Martin Luther King par le pasteur Marc Boegner

Chronique

Citoyen américain, pasteur de race noire et prix Nobel de la Paix, Martin Luther King arrive aujourd’hui à Paris. Ce sera pour de nombreux Parisiens l’occasion de voir et d’entendre un homme que des millions de Noirs aux Etats-Unis considèrent comme l’un des guides qui les entraînent sur le chemin où ils veulent que soit enfin respectée leur dignité d’hommes et reconnue leur qualité de citoyens américains à part entière. Martin Luther King parlera en effet demain soir, à le Maison de la Mutualité, de l’Eglise dans un monde en révolution.

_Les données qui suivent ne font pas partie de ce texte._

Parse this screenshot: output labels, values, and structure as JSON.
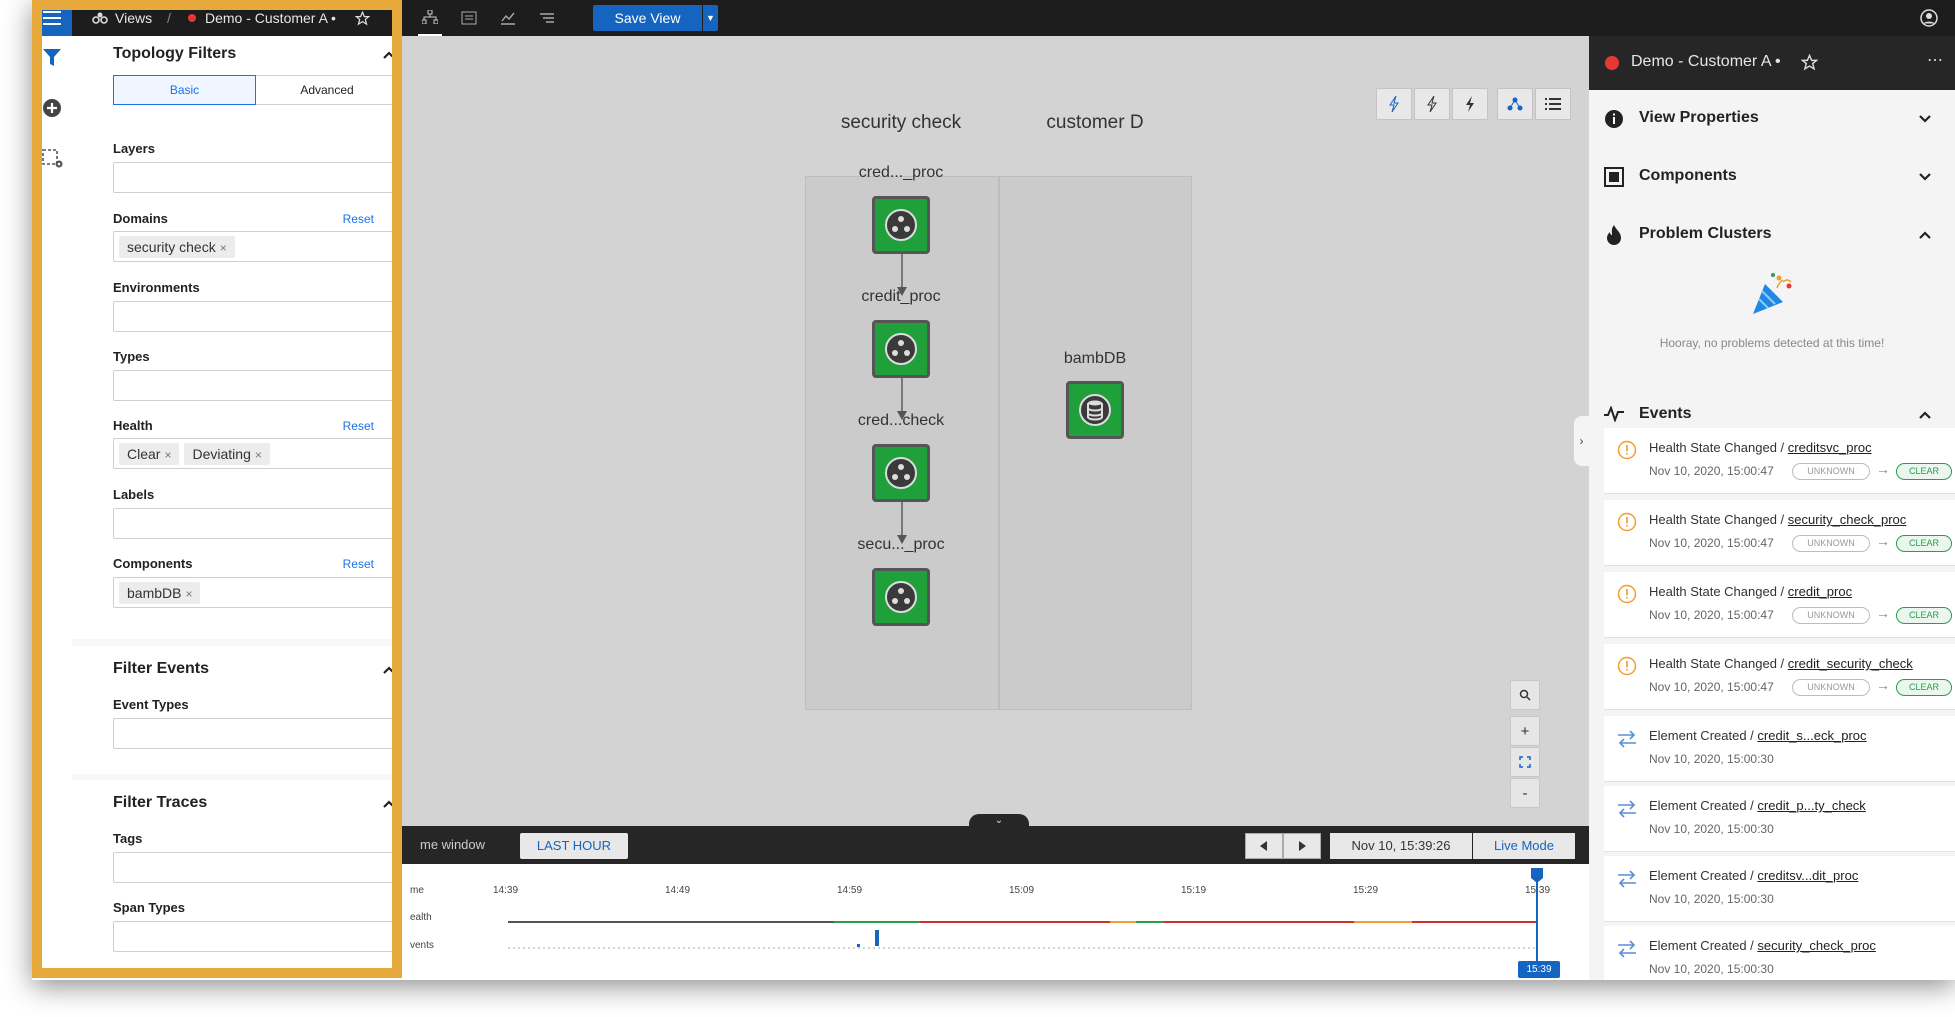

Pour ce Noir, dont l’horizon déborde infiniment les Etats-Unis et même l’Afrique où il a ses racines, c’est cependant dans son pays d’abord qu’il voit la révolution et entend la servir. Vingt millions de noirs, en qui vivent des siècles de souffrances physiques et morales, de détresse, de désespoir sont excédés des promesses qui tant de fois leur ont été faites et n’ont jamais été sérieusement tenues ; ils ne veulent plus attendre ; l’heure n’est plus aux atermoiements, aux négociations, aux espoirs toujours déçus. La résignation, la passivité font le jeu des ségrégationnistes ; l’heure de l’action est venue. Mais que sera cette action ?

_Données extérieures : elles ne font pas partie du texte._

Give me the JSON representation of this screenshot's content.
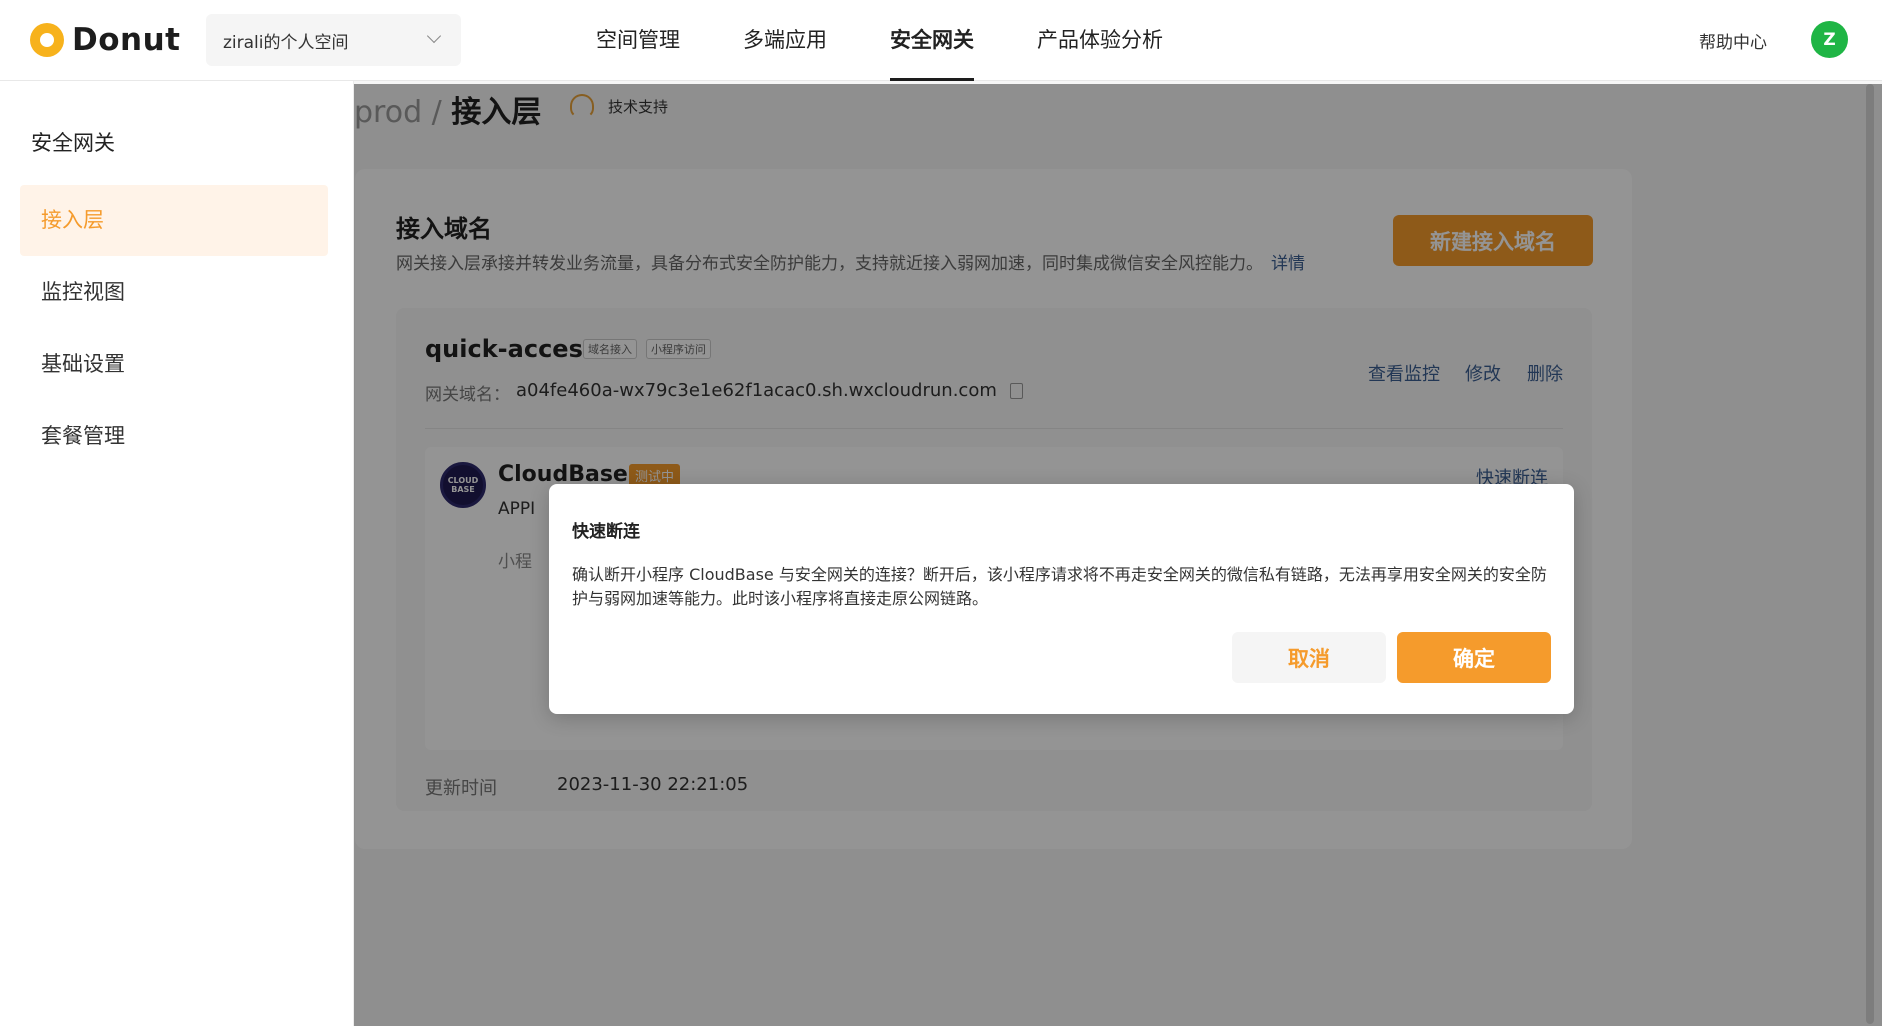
{
  "brand": {
    "name": "Donut",
    "accent": "#f59b2c"
  },
  "space_select": {
    "value": "zirali的个人空间"
  },
  "nav": {
    "items": [
      {
        "label": "空间管理"
      },
      {
        "label": "多端应用"
      },
      {
        "label": "安全网关"
      },
      {
        "label": "产品体验分析"
      }
    ],
    "active": "安全网关"
  },
  "header_right": {
    "help": "帮助中心",
    "avatar_initial": "Z"
  },
  "sidebar": {
    "title": "安全网关",
    "items": [
      {
        "label": "接入层"
      },
      {
        "label": "监控视图"
      },
      {
        "label": "基础设置"
      },
      {
        "label": "套餐管理"
      }
    ],
    "active": "接入层"
  },
  "breadcrumb": {
    "parent": "prod",
    "sep": "/",
    "current": "接入层"
  },
  "support": {
    "label": "技术支持"
  },
  "card": {
    "title": "接入域名",
    "desc": "网关接入层承接并转发业务流量，具备分布式安全防护能力，支持就近接入弱网加速，同时集成微信安全风控能力。",
    "detail_link": "详情",
    "new_button": "新建接入域名"
  },
  "domain": {
    "name": "quick-access",
    "tags": [
      "域名接入",
      "小程序访问"
    ],
    "gateway_label": "网关域名：",
    "gateway_value": "a04fe460a-wx79c3e1e62f1acac0.sh.wxcloudrun.com",
    "ops": [
      "查看监控",
      "修改",
      "删除"
    ],
    "app": {
      "logo_text": "CLOUD BASE",
      "name": "CloudBase",
      "status": "测试中",
      "sub": "APPI",
      "sub2": "小程",
      "quick_disconnect": "快速断连"
    },
    "update_label": "更新时间",
    "update_value": "2023-11-30 22:21:05"
  },
  "modal": {
    "title": "快速断连",
    "body": "确认断开小程序 CloudBase 与安全网关的连接？断开后，该小程序请求将不再走安全网关的微信私有链路，无法再享用安全网关的安全防护与弱网加速等能力。此时该小程序将直接走原公网链路。",
    "cancel": "取消",
    "confirm": "确定"
  }
}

Il faut reconnaître que ceux des Noirs dont l’influence est la plus profonde ne sont pas d’accord sur la méthode d’une action considérée par tous comme inéluctable et urgente. Malcom X, par exemple, que l’hypocrisie de chrétiens près de qui il vivait avait, disait-il, dégoûté à jamais du christianisme, et qui s’était rattaché à l’Islam, était farouchement opposé à toute politique de contacts et de modération ; il ne croyait qu’à l’action violente et, s’il le fallait, sanglante ; il la réclamait, il la prêchait et l’attendait comme imminente. A ses yeux, le commandement évangélique : « Aimez vos ennemis, « devait être impitoyablement rejeté.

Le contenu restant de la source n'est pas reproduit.